WHO General Director Tedros Adhanom Ghebreyesus praised changes in Vietnam in term of the transformation of life and health over recent decades.
“Since 1945 life expectancy has increased by 15 years with massive actions in vaccine preventable diseases, including the elimination of polio. Vietnam has also made huge strives for ending HIV, malaria, and TB epidemics. You’ve expanded social health insurance significantly putting you further along the path to universal health coverage. Progress has also been made to tackling risk factors for communicable diseases such as reducing the smoking rate,” he said.
Lieutenant Colonel Thai Minh Phong, Head of the Military-Civilian Clinic in Lai Hoa commune, Soc Trang province examines a patient at home. (Photo: VOV) |
Public health care continues to be a priority
Protecting, caring for, and improving people's health is a top priority in Vietnam's development policy. Last year, the Party Central Committee Secretariat issued a Directive on consolidating and improving the quality of grassroots healthcare in the new situation. Supplements to the Directive have continued to improve the quality of grassroots healthcare units and identified new priorities.
In January the Prime Minister approved the National Strategy on protecting, caring for, and improving people's health until 2030, with a vision to 2045. The strategy aims to ensure that every person enjoys adequate health care, lives in a safe community, and develops well physically and mentally.

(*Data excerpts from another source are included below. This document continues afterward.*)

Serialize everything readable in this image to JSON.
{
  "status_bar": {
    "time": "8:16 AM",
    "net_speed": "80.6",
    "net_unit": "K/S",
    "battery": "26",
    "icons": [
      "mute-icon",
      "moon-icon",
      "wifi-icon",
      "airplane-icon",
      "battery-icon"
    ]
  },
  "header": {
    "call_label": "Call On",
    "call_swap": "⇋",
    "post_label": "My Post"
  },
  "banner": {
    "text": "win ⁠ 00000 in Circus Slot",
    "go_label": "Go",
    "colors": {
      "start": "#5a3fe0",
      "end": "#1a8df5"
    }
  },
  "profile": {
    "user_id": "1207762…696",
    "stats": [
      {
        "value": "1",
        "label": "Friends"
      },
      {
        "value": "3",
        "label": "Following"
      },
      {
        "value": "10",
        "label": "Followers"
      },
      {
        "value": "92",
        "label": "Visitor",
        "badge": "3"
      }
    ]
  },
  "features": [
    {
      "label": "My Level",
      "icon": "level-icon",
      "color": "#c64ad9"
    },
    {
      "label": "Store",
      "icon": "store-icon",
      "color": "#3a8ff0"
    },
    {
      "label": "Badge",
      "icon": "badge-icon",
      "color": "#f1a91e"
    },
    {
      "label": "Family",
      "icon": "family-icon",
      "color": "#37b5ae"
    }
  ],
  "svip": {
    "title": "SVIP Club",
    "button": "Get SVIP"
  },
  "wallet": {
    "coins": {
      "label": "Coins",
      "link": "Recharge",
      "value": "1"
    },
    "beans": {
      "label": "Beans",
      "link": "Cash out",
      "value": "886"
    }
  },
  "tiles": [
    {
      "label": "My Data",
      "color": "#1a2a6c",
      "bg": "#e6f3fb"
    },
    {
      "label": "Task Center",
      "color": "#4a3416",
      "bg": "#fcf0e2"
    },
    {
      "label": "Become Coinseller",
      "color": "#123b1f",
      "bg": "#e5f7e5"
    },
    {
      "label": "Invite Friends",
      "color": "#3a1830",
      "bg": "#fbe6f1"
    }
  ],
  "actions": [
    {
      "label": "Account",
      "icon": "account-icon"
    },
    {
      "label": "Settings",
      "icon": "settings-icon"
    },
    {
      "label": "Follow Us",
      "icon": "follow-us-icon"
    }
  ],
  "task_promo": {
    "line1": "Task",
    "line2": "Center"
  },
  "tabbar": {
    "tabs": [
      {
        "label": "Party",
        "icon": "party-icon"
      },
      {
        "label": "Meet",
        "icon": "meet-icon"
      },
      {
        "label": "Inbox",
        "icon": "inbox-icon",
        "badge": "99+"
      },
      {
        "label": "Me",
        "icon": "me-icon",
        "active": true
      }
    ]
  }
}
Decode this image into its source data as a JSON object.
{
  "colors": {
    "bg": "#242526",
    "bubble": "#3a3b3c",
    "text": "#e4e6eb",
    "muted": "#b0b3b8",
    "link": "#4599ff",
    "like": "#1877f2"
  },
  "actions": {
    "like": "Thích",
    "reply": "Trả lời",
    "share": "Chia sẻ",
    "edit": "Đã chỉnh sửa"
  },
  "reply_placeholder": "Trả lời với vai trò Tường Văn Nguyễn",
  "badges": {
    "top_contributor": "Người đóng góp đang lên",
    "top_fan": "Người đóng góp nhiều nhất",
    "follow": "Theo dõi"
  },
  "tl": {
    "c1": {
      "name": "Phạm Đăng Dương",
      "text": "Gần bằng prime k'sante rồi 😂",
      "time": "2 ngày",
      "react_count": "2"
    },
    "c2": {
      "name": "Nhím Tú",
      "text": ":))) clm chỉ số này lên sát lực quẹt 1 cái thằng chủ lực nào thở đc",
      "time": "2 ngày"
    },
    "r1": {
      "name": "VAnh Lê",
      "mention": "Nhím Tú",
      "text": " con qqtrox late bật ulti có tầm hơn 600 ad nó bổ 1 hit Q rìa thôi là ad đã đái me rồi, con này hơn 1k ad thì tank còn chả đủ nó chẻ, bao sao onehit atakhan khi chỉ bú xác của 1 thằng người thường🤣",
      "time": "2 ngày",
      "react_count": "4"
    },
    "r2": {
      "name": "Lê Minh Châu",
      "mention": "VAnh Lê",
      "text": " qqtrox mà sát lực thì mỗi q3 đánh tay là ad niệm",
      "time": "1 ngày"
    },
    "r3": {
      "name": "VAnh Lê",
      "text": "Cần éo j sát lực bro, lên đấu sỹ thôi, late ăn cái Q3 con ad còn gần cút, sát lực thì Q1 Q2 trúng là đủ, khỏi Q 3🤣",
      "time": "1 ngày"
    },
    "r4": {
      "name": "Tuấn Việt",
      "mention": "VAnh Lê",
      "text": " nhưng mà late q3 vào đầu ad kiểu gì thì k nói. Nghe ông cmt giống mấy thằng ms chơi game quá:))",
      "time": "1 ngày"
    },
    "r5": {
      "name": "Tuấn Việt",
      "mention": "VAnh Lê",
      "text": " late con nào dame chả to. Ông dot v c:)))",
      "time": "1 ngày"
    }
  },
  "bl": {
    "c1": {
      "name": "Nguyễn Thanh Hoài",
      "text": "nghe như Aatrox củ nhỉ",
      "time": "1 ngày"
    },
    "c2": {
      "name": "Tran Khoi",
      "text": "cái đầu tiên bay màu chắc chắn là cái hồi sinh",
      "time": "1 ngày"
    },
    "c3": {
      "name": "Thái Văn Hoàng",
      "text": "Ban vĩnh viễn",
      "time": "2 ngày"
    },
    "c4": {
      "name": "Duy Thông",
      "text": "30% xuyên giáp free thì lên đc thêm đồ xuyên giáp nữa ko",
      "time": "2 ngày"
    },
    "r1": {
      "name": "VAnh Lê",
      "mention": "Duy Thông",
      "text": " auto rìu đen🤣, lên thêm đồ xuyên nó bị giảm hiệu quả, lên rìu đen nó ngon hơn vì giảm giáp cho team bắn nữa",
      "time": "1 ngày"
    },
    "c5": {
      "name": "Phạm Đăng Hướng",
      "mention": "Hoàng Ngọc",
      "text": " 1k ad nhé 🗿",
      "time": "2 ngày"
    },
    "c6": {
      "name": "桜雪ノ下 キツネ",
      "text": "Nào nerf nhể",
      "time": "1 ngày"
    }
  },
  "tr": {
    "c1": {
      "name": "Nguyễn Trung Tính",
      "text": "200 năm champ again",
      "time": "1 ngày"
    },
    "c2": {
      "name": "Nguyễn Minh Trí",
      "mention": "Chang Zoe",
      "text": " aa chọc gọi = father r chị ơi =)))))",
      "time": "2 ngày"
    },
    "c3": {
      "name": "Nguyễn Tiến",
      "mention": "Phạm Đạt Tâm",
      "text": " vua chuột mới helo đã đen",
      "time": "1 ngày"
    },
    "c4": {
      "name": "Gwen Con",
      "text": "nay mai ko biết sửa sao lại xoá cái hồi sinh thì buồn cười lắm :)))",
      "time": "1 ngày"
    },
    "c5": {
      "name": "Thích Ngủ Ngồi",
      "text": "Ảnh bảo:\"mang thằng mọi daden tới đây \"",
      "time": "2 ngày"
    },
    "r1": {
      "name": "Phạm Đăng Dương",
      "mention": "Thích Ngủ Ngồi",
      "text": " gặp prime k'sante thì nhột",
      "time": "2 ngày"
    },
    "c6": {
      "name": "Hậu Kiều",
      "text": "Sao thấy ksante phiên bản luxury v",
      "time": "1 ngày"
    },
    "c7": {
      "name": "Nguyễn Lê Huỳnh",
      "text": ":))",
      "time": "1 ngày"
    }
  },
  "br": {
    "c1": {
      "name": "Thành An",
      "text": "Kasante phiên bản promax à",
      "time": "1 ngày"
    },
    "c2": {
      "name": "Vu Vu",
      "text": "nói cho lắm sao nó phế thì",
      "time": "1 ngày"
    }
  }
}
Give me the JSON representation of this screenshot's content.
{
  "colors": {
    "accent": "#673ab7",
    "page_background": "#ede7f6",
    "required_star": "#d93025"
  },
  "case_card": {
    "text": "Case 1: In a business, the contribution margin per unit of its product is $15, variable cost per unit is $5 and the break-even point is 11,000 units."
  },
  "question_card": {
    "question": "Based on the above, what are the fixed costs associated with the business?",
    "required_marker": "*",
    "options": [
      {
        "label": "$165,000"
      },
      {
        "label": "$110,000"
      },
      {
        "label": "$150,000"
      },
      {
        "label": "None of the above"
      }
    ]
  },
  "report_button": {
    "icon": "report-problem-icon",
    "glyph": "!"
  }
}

Health Minister Dao Hong Lan says the health sector strives to improve medical care throughout the network. “Caring for and improving people's health is the sacred mission of the health sector. The goal is to build a strong health care system to cope with all possible situations, the primary tasks being to improve the quality of medical treatment, prevent epidemics, and build a resilient health system,” Lan said.
Policy orientations and the ethics, intelligence, talent, and aspirations of medical workers and doctors have brought Vietnam's health sector to compare favorably with the top health sectors in the region and the world.